SCIAC champion
- Conference: Southern California Intercollegiate Athletic Conference
- Record: 12–4 (9–1 SCIAC)
- Head coach: Caddy Works (2nd season);

= 1922–23 Southern Branch Cubs men's basketball team =

American college basketball season

The 1922–23 Southern Branch Cubs men's basketball team represented the Southern Branch of the University of California during the 1922–23 NCAA men's basketball season and were members of the Southern California Intercollegiate Athletic Conference. The cubs were led by second year head coach Pierce "Caddy" Works and played in the women's gym.

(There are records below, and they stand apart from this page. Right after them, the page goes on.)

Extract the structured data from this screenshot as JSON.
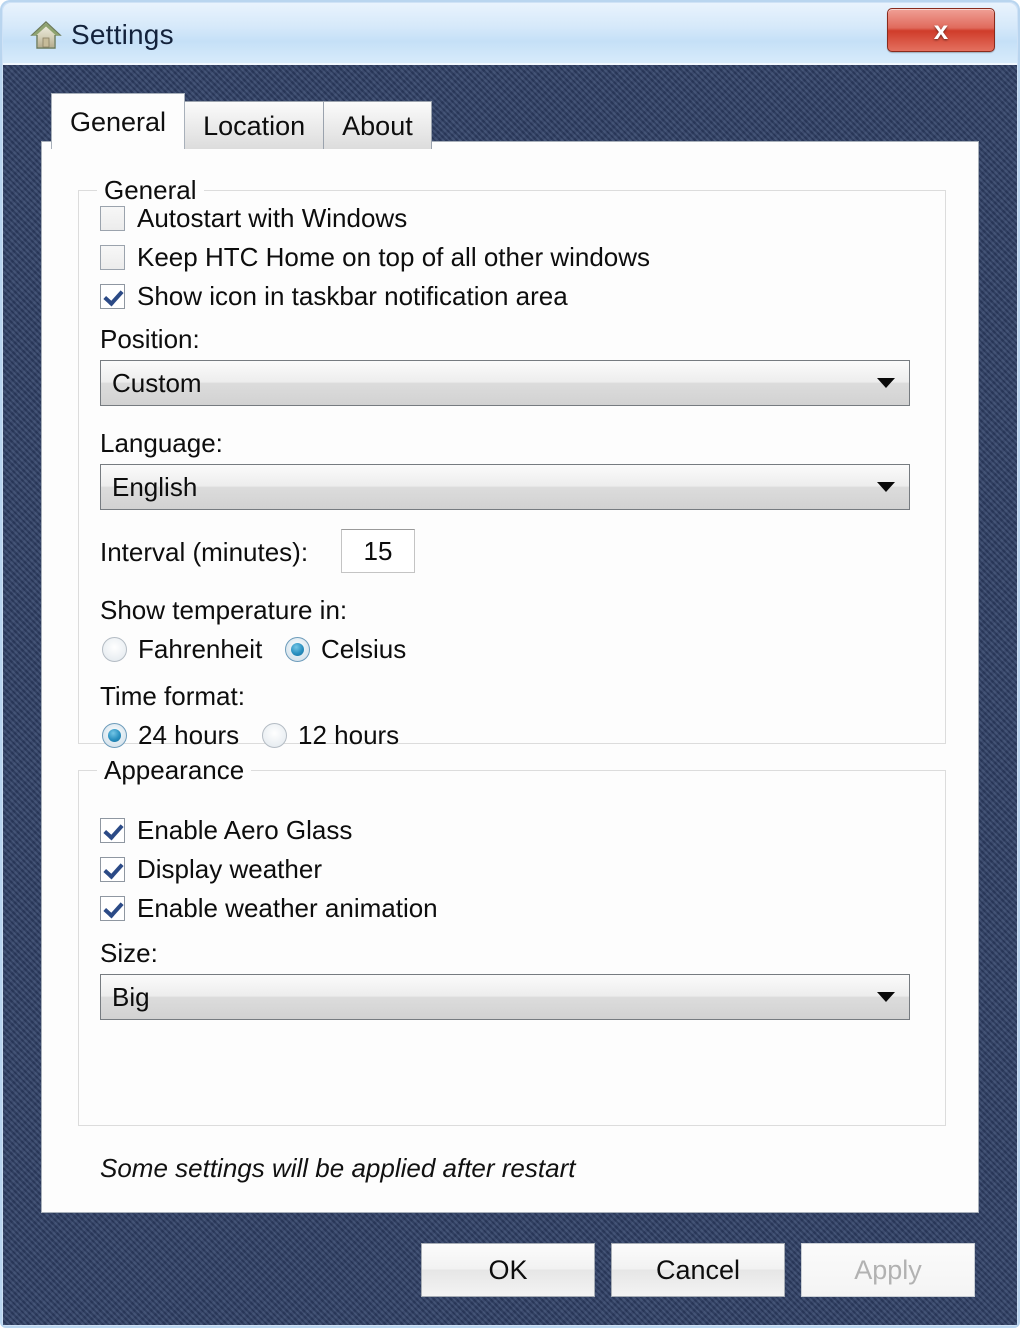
{
  "window": {
    "title": "Settings",
    "title_icon": "home-icon",
    "close_label": "x",
    "frame_color": "#2e3f66",
    "titlebar_color": "#c5e0f7",
    "close_button_color": "#cf3c2a"
  },
  "tabs": [
    {
      "label": "General",
      "active": true
    },
    {
      "label": "Location",
      "active": false
    },
    {
      "label": "About",
      "active": false
    }
  ],
  "general_group": {
    "legend": "General",
    "checkboxes": [
      {
        "label": "Autostart with Windows",
        "checked": false
      },
      {
        "label": "Keep HTC Home on top of all other windows",
        "checked": false
      },
      {
        "label": "Show icon in taskbar notification area",
        "checked": true
      }
    ],
    "position": {
      "label": "Position:",
      "value": "Custom"
    },
    "language": {
      "label": "Language:",
      "value": "English"
    },
    "interval": {
      "label": "Interval (minutes):",
      "value": "15"
    },
    "temperature": {
      "label": "Show temperature in:",
      "options": [
        {
          "label": "Fahrenheit",
          "selected": false
        },
        {
          "label": "Celsius",
          "selected": true
        }
      ]
    },
    "time_format": {
      "label": "Time format:",
      "options": [
        {
          "label": "24 hours",
          "selected": true
        },
        {
          "label": "12 hours",
          "selected": false
        }
      ]
    }
  },
  "appearance_group": {
    "legend": "Appearance",
    "checkboxes": [
      {
        "label": "Enable Aero Glass",
        "checked": true
      },
      {
        "label": "Display weather",
        "checked": true
      },
      {
        "label": "Enable weather animation",
        "checked": true
      }
    ],
    "size": {
      "label": "Size:",
      "value": "Big"
    }
  },
  "note": "Some settings will be applied after restart",
  "buttons": [
    {
      "label": "OK",
      "enabled": true
    },
    {
      "label": "Cancel",
      "enabled": true
    },
    {
      "label": "Apply",
      "enabled": false
    }
  ]
}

They finished the regular season with a record of 12–4 and were conference champions with a record of 9–1.

==Previous season==
The 1921–22 Southern Branch Cubs finished with an official record of 9–1 and won the conference championship under first year coach Caddy Works.

==Schedule==

| Date time, TV | Rank^{#} | Opponent^{#} | Result | Record | Site city, state |
Regular Season
| January 12, 1923 |  | at Caltech | W 40–15 | 1–0 (1–0) | Pasadena YMCA Pasadena, CA |
| January 19, 1923 |  | Redlands | W 34–21 | 2–0 (2–0) | Women's Gym Los Angeles, CA |
| January 27, 1923 |  | Occidental | W 33–11 | 3–0 (3–0) | Franklin High School Gymnasium Los Angeles, CA |
| January 29, 1923* |  | California | L 15–47 | 3–1 | Women's Gym Los Angeles, CA |
| January 29, 1923* |  | California (Under 145 pounds) | W 39–32 | 4–1 | Women's Gym Los Angeles, CA |
| February 3, 1923 |  | Whittier | W 40–11 | 5–1 (4–0) | Women's Gym Los Angeles, CA |
| February 10, 1923 |  | at Pomona | W 27–18 | 6–1 (5–0) | Claremont, CA |
| February 14, 1923 |  | Caltech | W 42–13 | 7–1 (6–0) | Women's Gym Los Angeles, CA |
| February 17, 1923 |  | at Redlands | L 24–26 | 7–2 (6–1) | Redlands, CA |
| February 19, 1923* |  | Arizona | W 43–30 | 8–2 | Women's Gym Los Angeles, CA |
| February 20, 1923* |  | Arizona | L 22–33 | 8–3 | Women's Gym Los Angeles, CA |
| February 24, 1923 |  | Occidental | W 61–12 | 9–3 (7–1) | Women's Gym Los Angeles, CA |
| February 25, 1923* |  | at Arizona | W 43–30 | 10–3 | Tucson, AZ |
| February 26, 1923* |  | at Arizona | L 22–32 | 10–4 | Tucson, AZ |
| March 3, 1923 |  | Pomona | W 38–27 | 11–4 (8–1) | Women's Gym Los Angeles, CA |
| March 8, 1923 |  | at Whittier | W 37–27 | 12–4 (9–1) | Whittier, CA |
*Non-conference game. ^{#}Rankings from AP Poll. (#) Tournament seedings in parentheses. All times are in Pacific Time.